Larvae hatch from the eggs two days to two weeks after they are laid. Adult fleas suck blood from your pet and pass it in the form of dark, dusty “flea dirt,” which looks like black pepper sprinkled throughout your pet’s fur. It’s really your pet’s blood, predigested by adult fleas and consumed by flea larvae as their first meal.

Flea larvae form cocoons within 5-20 days of hatching. Cocoons make up 10 percent of the population. They are sticky, and may rest below the surface of your carpet – they’re not easily vacuumed out. They emerge when they sense the presence of a host, where they feast and lay eggs of their own.

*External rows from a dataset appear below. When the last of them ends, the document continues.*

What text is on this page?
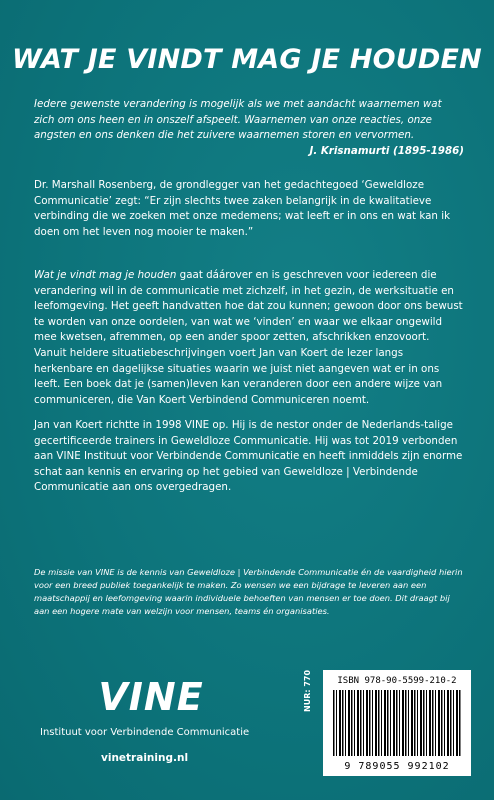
WAT JE VINDT MAG JE HOUDEN
Iedere gewenste verandering is mogelijk als we met aandacht waarnemen wat zich om ons heen en in onszelf afspeelt. Waarnemen van onze reacties, onze angsten en ons denken die het zuivere waarnemen storen en vervormen.
J. Krisnamurti (1895-1986)
Dr. Marshall Rosenberg, de grondlegger van het gedachtegoed ‘Geweldloze Communicatie’ zegt: “Er zijn slechts twee zaken belangrijk in de kwalitatieve verbinding die we zoeken met onze medemens; wat leeft er in ons en wat kan ik doen om het leven nog mooier te maken.”
Wat je vindt mag je houden gaat dáárover en is geschreven voor iedereen die verandering wil in de communicatie met zichzelf, in het gezin, de werksituatie en leefomgeving. Het geeft handvatten hoe dat zou kunnen; gewoon door ons bewust te worden van onze oordelen, van wat we ‘vinden’ en waar we elkaar ongewild mee kwetsen, afremmen, op een ander spoor zetten, afschrikken enzovoort. Vanuit heldere situatiebeschrijvingen voert Jan van Koert de lezer langs herkenbare en dagelijkse situaties waarin we juist niet aangeven wat er in ons leeft. Een boek dat je (samen)leven kan veranderen door een andere wijze van communiceren, die Van Koert Verbindend Communiceren noemt.
Jan van Koert richtte in 1998 VINE op. Hij is de nestor onder de Nederlands-talige gecertificeerde trainers in Geweldloze Communicatie. Hij was tot 2019 verbonden aan VINE Instituut voor Verbindende Communicatie en heeft inmiddels zijn enorme schat aan kennis en ervaring op het gebied van Geweldloze | Verbindende Communicatie aan ons overgedragen.
De missie van VINE is de kennis van Geweldloze | Verbindende Communicatie én de vaardigheid hierin voor een breed publiek toegankelijk te maken. Zo wensen we een bijdrage te leveren aan een maatschappij en leefomgeving waarin individuele behoeften van mensen er toe doen. Dit draagt bij aan een hogere mate van welzijn voor mensen, teams én organisaties.
VINE
Instituut voor Verbindende Communicatie
vinetraining.nl
NUR: 770	ISBN 978-90-5599-210-2
9 789055 992102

What does this all mean? It means that fleas are the least of your worries. Their offspring are everywhere in your environment, so even if you get rid of fleas, within a few weeks their larvae hatch and start the life cycle again. That’s why you need to take this 5-step approach to getting rid of fleas for good.

The lifecycle of the #flea. It can be anywhere from a few weeks to a few months - meaning your infestation can come back even when the adult fleas have vanished. You need to destroy fleas at every life stage to get rid of them for good. For natural, safe, affordable solutions, check out DGCedaroil.com.

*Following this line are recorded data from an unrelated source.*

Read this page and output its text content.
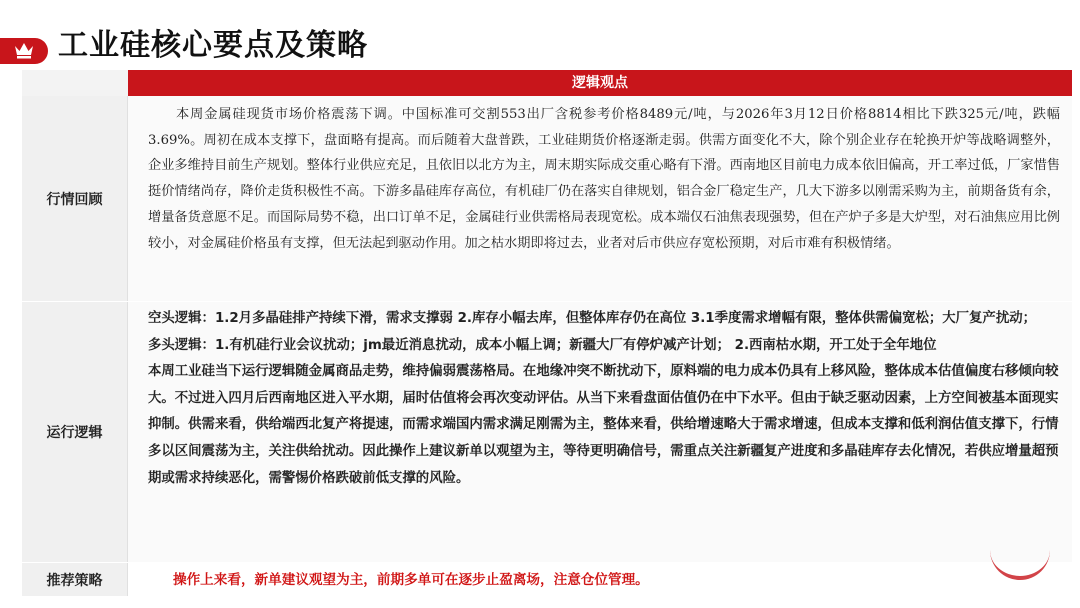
工业硅核心要点及策略
逻辑观点
行情回顾
本周金属硅现货市场价格震荡下调。中国标准可交割553出厂含税参考价格8489元/吨，与2026年3月12日价格8814相比下跌325元/吨，跌幅3.69%。周初在成本支撑下，盘面略有提高。而后随着大盘普跌，工业硅期货价格逐渐走弱。供需方面变化不大，除个别企业存在轮换开炉等战略调整外，企业多维持目前生产规划。整体行业供应充足，且依旧以北方为主，周末期实际成交重心略有下滑。西南地区目前电力成本依旧偏高，开工率过低，厂家惜售挺价情绪尚存，降价走货积极性不高。下游多晶硅库存高位，有机硅厂仍在落实自律规划，铝合金厂稳定生产，几大下游多以刚需采购为主，前期备货有余，增量备货意愿不足。而国际局势不稳，出口订单不足，金属硅行业供需格局表现宽松。成本端仅石油焦表现强势，但在产炉子多是大炉型，对石油焦应用比例较小，对金属硅价格虽有支撑，但无法起到驱动作用。加之枯水期即将过去，业者对后市供应存宽松预期，对后市难有积极情绪。
运行逻辑

空头逻辑：1.2月多晶硅排产持续下滑，需求支撑弱 2.库存小幅去库，但整体库存仍在高位 3.1季度需求增幅有限，整体供需偏宽松；大厂复产扰动；

多头逻辑：1.有机硅行业会议扰动；jm最近消息扰动，成本小幅上调；新疆大厂有停炉减产计划； 2.西南枯水期，开工处于全年地位

本周工业硅当下运行逻辑随金属商品走势，维持偏弱震荡格局。在地缘冲突不断扰动下，原料端的电力成本仍具有上移风险，整体成本估值偏度右移倾向较大。不过进入四月后西南地区进入平水期，届时估值将会再次变动评估。从当下来看盘面估值仍在中下水平。但由于缺乏驱动因素，上方空间被基本面现实抑制。供需来看，供给端西北复产将提速，而需求端国内需求满足刚需为主，整体来看，供给增速略大于需求增速，但成本支撑和低利润估值支撑下，行情多以区间震荡为主，关注供给扰动。因此操作上建议新单以观望为主，等待更明确信号，需重点关注新疆复产进度和多晶硅库存去化情况，若供应增量超预期或需求持续恶化，需警惕价格跌破前低支撑的风险。

推荐策略	操作上来看，新单建议观望为主，前期多单可在逐步止盈离场，注意仓位管理。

Step #2: Treat Your Family

Before treating your home, treat yourself and your family members to stop the biting in the meantime.

You can use our all-natural cedar oil personal and pet spray to topically treat both humans and animals. This formula also soothes itchiness and irritation due to existing flea bites. It’s safe to spray on your skin, bedding and clothes, and on dogs and cats.

Step #3: Evict The Fleas

Now, it’s time to kick the fleas out of your home. Our indoor cedar oil formula destroys your indoor infestation in multiple ways.

The silica content corrodes the flea’s exoskeleton. This makes them vulnerable to cedar oil’s dehydrating properties. The cedar oil also makes it difficult for fleas of all life stages to breathe.

Have you ever seen a trail of ants marching across your floor? That’s the power pheromones in action. Ants, fleas and many other pests follow the scents of each other’s pheromones to feed, mate and conduct other life-sustaining activities. Cedar oil covers the pheromone scent, leaving these pests too disoriented to do anything.

Those that don’t come in direct contact are repelled by the scent, and quickly flee your home. Best of all, unlike many chemical treatments, fleas do not develop resistance to natural cedar oil solutions.

Spray every area of your home. It’s safe for virtually all surfaces, won’t stain or discolor wood or fabrics. Repeat as needed.

Vacuuming will remove many of the eggs and cocoons in your carpets. Just be sure to avoid emptying or discarding the bag contents indoors.

Step #4: Spray Outdoors

Unable to sustain life in your treated home, some fleas may remain outdoors. Spray the perimeter of your home, plus any dog runs, kennels, gardens or sheds.

For fast application, use Nature’s Defender. The bottle is equipped with a convenient hose end sprayer so you can easily treat your entire yard. This formula also keeps your yard free of mosquitoes, mites, grubs, ants, flies, and many other pests – without harming your lawn or garden.

Do not use the indoor formula on your lawn. It can be harmful to plants, and shouldn’t be diluted with water.

Step #5: Follow Up

Spray your pets monthly or after baths, and before walks in fields and wooded areas. Treating your pet regularly is often sufficient to keep a flea infestation from recurring. Treat the indoor areas as needed, and outdoor areas after rainstorms.

Flea infestations are the most common from Spring to Fall, because they thrive when it’s warm out. However, they can also move into your warm, toasty home during the winter. Keep up with flea prevention year-round, you can keep your home pest-free for good.